0

I used code from here and modified hop_length to 100. Why do I get incorrect outputs?

Specifically change is

print(wave.shape)
non_silent_interval = librosa.effects.split(wave, top_db=0.1, hop_length=100) 
print(non_silent_interval)

I get output

(2000,)
[[  0 100]]

But signal contains 1000 nonzero samples. why it suggests that non silent samples are between 0 to 100 only?

Vinay
  • 33
  • 5

2 Answers2

0

librosa.effects.split will by default use a reference point (0 dB) that is the maximum of your signal. top_db adjusts the silence threshold. If values are below -top_db, they are considered silent. So with top_db=0.1, only frames between -0.1 db to 0.0 db are considered non-silent, which is incredibly unlikely. That this happens for the first frame is probably just luck.

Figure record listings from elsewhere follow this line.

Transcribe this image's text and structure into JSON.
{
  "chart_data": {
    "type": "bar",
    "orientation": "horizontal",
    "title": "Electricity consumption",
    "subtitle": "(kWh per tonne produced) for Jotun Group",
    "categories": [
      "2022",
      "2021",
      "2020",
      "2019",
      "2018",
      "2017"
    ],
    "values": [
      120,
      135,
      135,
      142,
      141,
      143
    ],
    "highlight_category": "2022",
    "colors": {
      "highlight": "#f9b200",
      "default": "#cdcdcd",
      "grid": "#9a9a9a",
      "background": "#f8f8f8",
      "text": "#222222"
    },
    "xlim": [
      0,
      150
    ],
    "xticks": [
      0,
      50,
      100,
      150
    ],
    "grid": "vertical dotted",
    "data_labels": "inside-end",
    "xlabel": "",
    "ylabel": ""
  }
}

Use a larger value for the silence threshold top_db, like 24. Or whatever fits the dynamic range of your recordings well.

Jon Nordby
  • 5,494
  • 1
  • 21
  • 50
0

I was able to find answer for this.

For split(), default frame_length = 2048. I chose hop_length to be 100. All the random samples fall in first frame of computation (it splits the signal into frames when it has to compute RMS value). For the next hop, many zeros from silent samples are included which reduces the RMS value for the subsequent frames. Hence, 1st frame always has high energy. Appropriate samples can be obtained by

  1. Increasing top_db which includes more low energy frames (as suggested by @jonnor)
  2. Increasing hop_length from 100 to 1000 so that complete 1000 samples are included in one frame
  3. Reducing frame_length to have more resolution in computing RMS. I could get first 1050 samples by below command

librosa.effects.split(wave, top_db=10, frame_length=100, hop_length=50)

We might have to play with these parameters to get the desired result

Vinay
  • 33
  • 5